Леонора покачала головой, осторожно убирая руки.
– Если я правильно поняла слова твоего друга насчет триумвирата силы, в который ты входишь, то эти места – как электрические розетки в стене твоей ауры, а у тех двух тварей – вилки от них.
– Они не твари.
– Тед их описал в очень нелестных красках.
Я нахмурилась. Действительно, похоже было на Эдуарда.
– Теду не нравится, что у меня такие… близкие отношения с монстрами.
– У тебя любовные отношения с обоими?
– Нет… то есть… – Я попыталась найти короткую версию. – Я спала с ними обоими в разное время. То есть какое-то время я… встречалась с ними обоими, но ничего хорошего не вышло.
– Почему?
– Мы стали вторгаться в сны друг друга. Думать мыслями друг друга. Каждый раз после секса это становилось сильнее, будто узлы затягивались еще туже.
Я замолчала – не потому, что все сказала, а потому, что словами этого было не передать. И начала снова.
– Однажды, когда мы были втроем и просто разговаривали, пытаясь разобраться, у меня в голове возникла мысль, которая не была моей. Или я решила, что она не моя, но я не знала чья. – Я подняла глаза на Леонору, пытаясь заставить ее понять, какой это был ужас.
Она кивнула, будто поняла, но следующие ее слова показали, что главное она упустила.
– Ты испугалась.
– Ага, – произнесла я, подчеркивая каждый слог, чтобы сарказм до нее дошел.
– Неподконтрольность, – сказала она.
– Да.
– Невозможность уединения.
– Да.
– Зачем ты приняла эти метки?
– Они бы погибли оба, если бы я этого не сделала. Мы все могли погибнуть.
– Значит, ты это сделала для спасения жизни.
Она сидела, скрестив руки на коленях, непринужденно зондируя мои парапсихические раны. Терпеть не могу людей, которые всегда собой довольны.
– Нет, я не могла потерять их обоих. Потерю одного я еще могла бы пережить, но не обоих – если в моих силах было их спасти.
– И эти метки дали вам силу победить ваших врагов.
– Да.
– Раз тебе страшно от мысли, что ты разделяешь с ними свою жизнь, то почему для тебя так много значит их смерть?

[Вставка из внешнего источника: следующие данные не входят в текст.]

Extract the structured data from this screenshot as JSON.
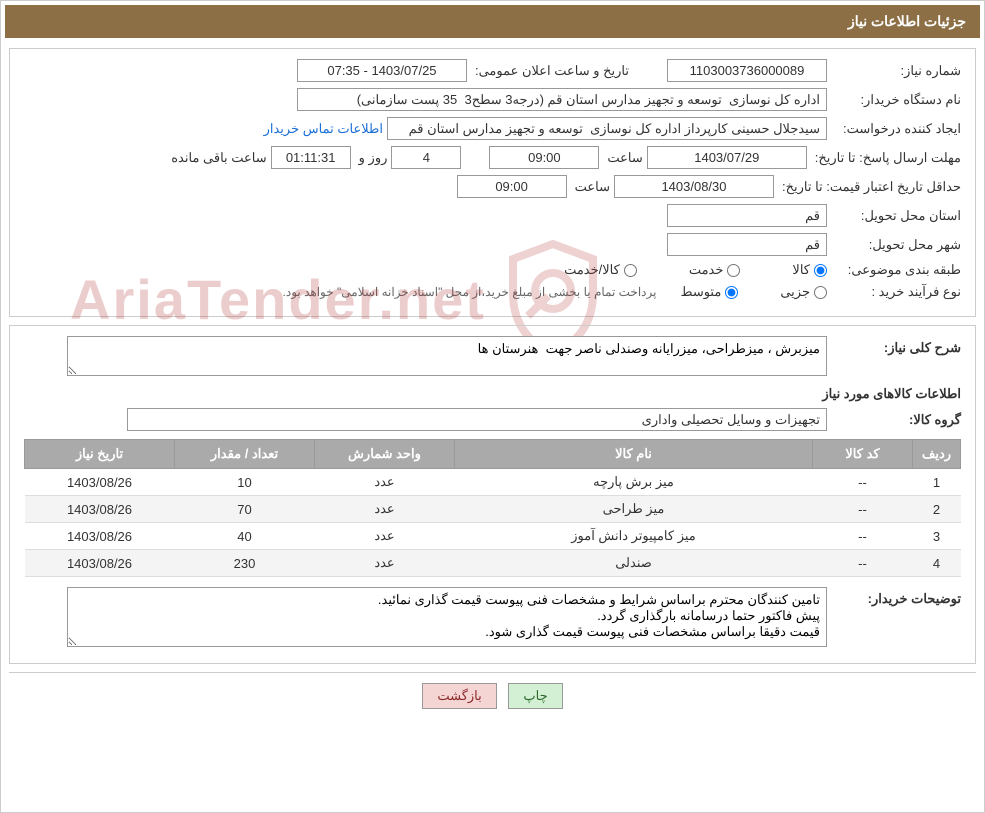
{
  "header": {
    "title": "جزئیات اطلاعات نیاز"
  },
  "form": {
    "need_number_label": "شماره نیاز:",
    "need_number": "1103003736000089",
    "announce_datetime_label": "تاریخ و ساعت اعلان عمومی:",
    "announce_datetime": "1403/07/25 - 07:35",
    "buyer_org_label": "نام دستگاه خریدار:",
    "buyer_org": "اداره کل نوسازی  توسعه و تجهیز مدارس استان قم (درجه3 سطح3  35 پست سازمانی)",
    "requester_label": "ایجاد کننده درخواست:",
    "requester": "سیدجلال حسینی کارپرداز اداره کل نوسازی  توسعه و تجهیز مدارس استان قم",
    "buyer_contact_link": "اطلاعات تماس خریدار",
    "response_deadline_label": "مهلت ارسال پاسخ:",
    "until_date_label": "تا تاریخ:",
    "response_date": "1403/07/29",
    "time_label": "ساعت",
    "response_time": "09:00",
    "days_remaining": "4",
    "days_and_label": "روز و",
    "time_remaining": "01:11:31",
    "time_remaining_label": "ساعت باقی مانده",
    "min_validity_label": "حداقل تاریخ اعتبار قیمت:",
    "validity_date": "1403/08/30",
    "validity_time": "09:00",
    "province_label": "استان محل تحویل:",
    "province": "قم",
    "city_label": "شهر محل تحویل:",
    "city": "قم",
    "category_label": "طبقه بندی موضوعی:",
    "category_opts": {
      "goods": "کالا",
      "service": "خدمت",
      "goods_service": "کالا/خدمت"
    },
    "process_type_label": "نوع فرآیند خرید :",
    "process_opts": {
      "partial": "جزیی",
      "medium": "متوسط"
    },
    "process_note": "پرداخت تمام یا بخشی از مبلغ خرید،از محل \"اسناد خزانه اسلامی\" خواهد بود."
  },
  "details": {
    "description_label": "شرح کلی نیاز:",
    "description": "میزبرش ، میزطراحی، میزرایانه وصندلی ناصر جهت  هنرستان ها",
    "items_title": "اطلاعات کالاهای مورد نیاز",
    "group_label": "گروه کالا:",
    "group_value": "تجهیزات و وسایل تحصیلی واداری",
    "table": {
      "headers": {
        "row": "ردیف",
        "code": "کد کالا",
        "name": "نام کالا",
        "unit": "واحد شمارش",
        "qty": "تعداد / مقدار",
        "date": "تاریخ نیاز"
      },
      "rows": [
        {
          "row": "1",
          "code": "--",
          "name": "میز برش پارچه",
          "unit": "عدد",
          "qty": "10",
          "date": "1403/08/26"
        },
        {
          "row": "2",
          "code": "--",
          "name": "میز طراحی",
          "unit": "عدد",
          "qty": "70",
          "date": "1403/08/26"
        },
        {
          "row": "3",
          "code": "--",
          "name": "میز کامپیوتر دانش آموز",
          "unit": "عدد",
          "qty": "40",
          "date": "1403/08/26"
        },
        {
          "row": "4",
          "code": "--",
          "name": "صندلی",
          "unit": "عدد",
          "qty": "230",
          "date": "1403/08/26"
        }
      ]
    },
    "buyer_notes_label": "توضیحات خریدار:",
    "buyer_notes": "تامین کنندگان محترم براساس شرایط و مشخصات فنی پیوست قیمت گذاری نمائید.\nپیش فاکتور حتما درسامانه بارگذاری گردد.\nقیمت دقیقا براساس مشخصات فنی پیوست قیمت گذاری شود."
  },
  "buttons": {
    "print": "چاپ",
    "back": "بازگشت"
  },
  "watermark": {
    "text": "AriaTender.net"
  },
  "colors": {
    "header_bg": "#8c6f44",
    "header_fg": "#ffffff",
    "border": "#cccccc",
    "field_border": "#999999",
    "table_header_bg": "#aaaaaa",
    "row_alt_bg": "#f4f4f4",
    "link": "#1a6fd6",
    "btn_print_bg": "#d4f0d4",
    "btn_print_fg": "#2a6b2a",
    "btn_back_bg": "#f5d4d4",
    "btn_back_fg": "#8b2a2a",
    "watermark": "rgba(180,55,55,0.25)"
  }
}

Я открыла рот, закрыла, потом заговорила снова:
– Наверное, я их любила.
– Любила. Прошедшее время. «Любила», не «люблю»?
Вдруг на меня навалилась усталость.
– Я уже и не знаю. Просто не знаю.
– Если кого-то любишь, это ограничивает твою свободу. Если любишь, жертвуешь приличной долей уединения. Если любишь, ты уже не просто сама по себе, а половина пары. Думать или поступать по-другому – значит рисковать утратить любовь.

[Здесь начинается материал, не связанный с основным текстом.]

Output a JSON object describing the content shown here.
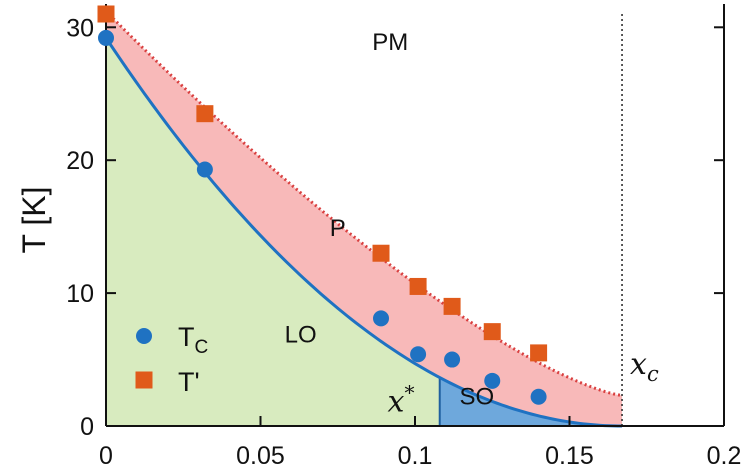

– Но речь шла не об общей ванной или споре о том, кто с какой стороны кровати будет спать. Они хотели разделить со мной мой разум, мою душу.
– Насчет души – ты серьезно в это веришь?

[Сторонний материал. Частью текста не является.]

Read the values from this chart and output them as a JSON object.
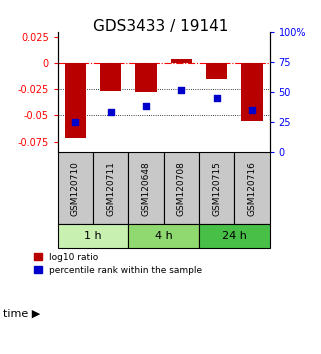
{
  "title": "GDS3433 / 19141",
  "samples": [
    "GSM120710",
    "GSM120711",
    "GSM120648",
    "GSM120708",
    "GSM120715",
    "GSM120716"
  ],
  "log10_ratio": [
    -0.072,
    -0.027,
    -0.028,
    0.004,
    -0.015,
    -0.055
  ],
  "percentile_rank": [
    25,
    33,
    38,
    52,
    45,
    35
  ],
  "groups": [
    {
      "label": "1 h",
      "indices": [
        0,
        1
      ],
      "color": "#c8f0b0"
    },
    {
      "label": "4 h",
      "indices": [
        2,
        3
      ],
      "color": "#90d870"
    },
    {
      "label": "24 h",
      "indices": [
        4,
        5
      ],
      "color": "#48c048"
    }
  ],
  "bar_color": "#b80000",
  "dot_color": "#0000cc",
  "ylim_left": [
    -0.085,
    0.03
  ],
  "ylim_right": [
    0,
    100
  ],
  "yticks_left": [
    0.025,
    0,
    -0.025,
    -0.05,
    -0.075
  ],
  "yticks_right": [
    100,
    75,
    50,
    25,
    0
  ],
  "bar_width": 0.6,
  "sample_box_color": "#c8c8c8",
  "time_label": "time",
  "legend_red": "log10 ratio",
  "legend_blue": "percentile rank within the sample",
  "title_fontsize": 11,
  "tick_fontsize": 7
}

Я откинулась на подушку, закрыла глаза.
– Не знаю. Думаю, что нет, но… – Я открыла глаза снова. – Спасибо, что спасла мне жизнь. Если я когда-нибудь смогу отплатить тебе тем же, я это сделаю. Но объяснять тебе нюансы своей личной жизни я не обязана.
– Ты абсолютно права. – Она расправила плечи, будто отодвигаясь, и вдруг показалась не такой назойливой, а просто собранной, деловой. – Вернемся к аналогии между дырами и электрическими розетками. То, что ты сделала, – это замазывание, покрытие дыр штукатуркой. Когда тот хозяин, Мастер, на тебя напал, его сила сорвала эту штукатурку и открыла дыры. Закрыть их своей собственной аурой ты не можешь. Я себе даже не представляю, каких усилий будет стоить наложить на них заплату. Тед говорил, что ты училась у колдуньи.
Я покачала головой:
– Она скорее экстрасенс, чем колдунья. Это не религия, а природные способности.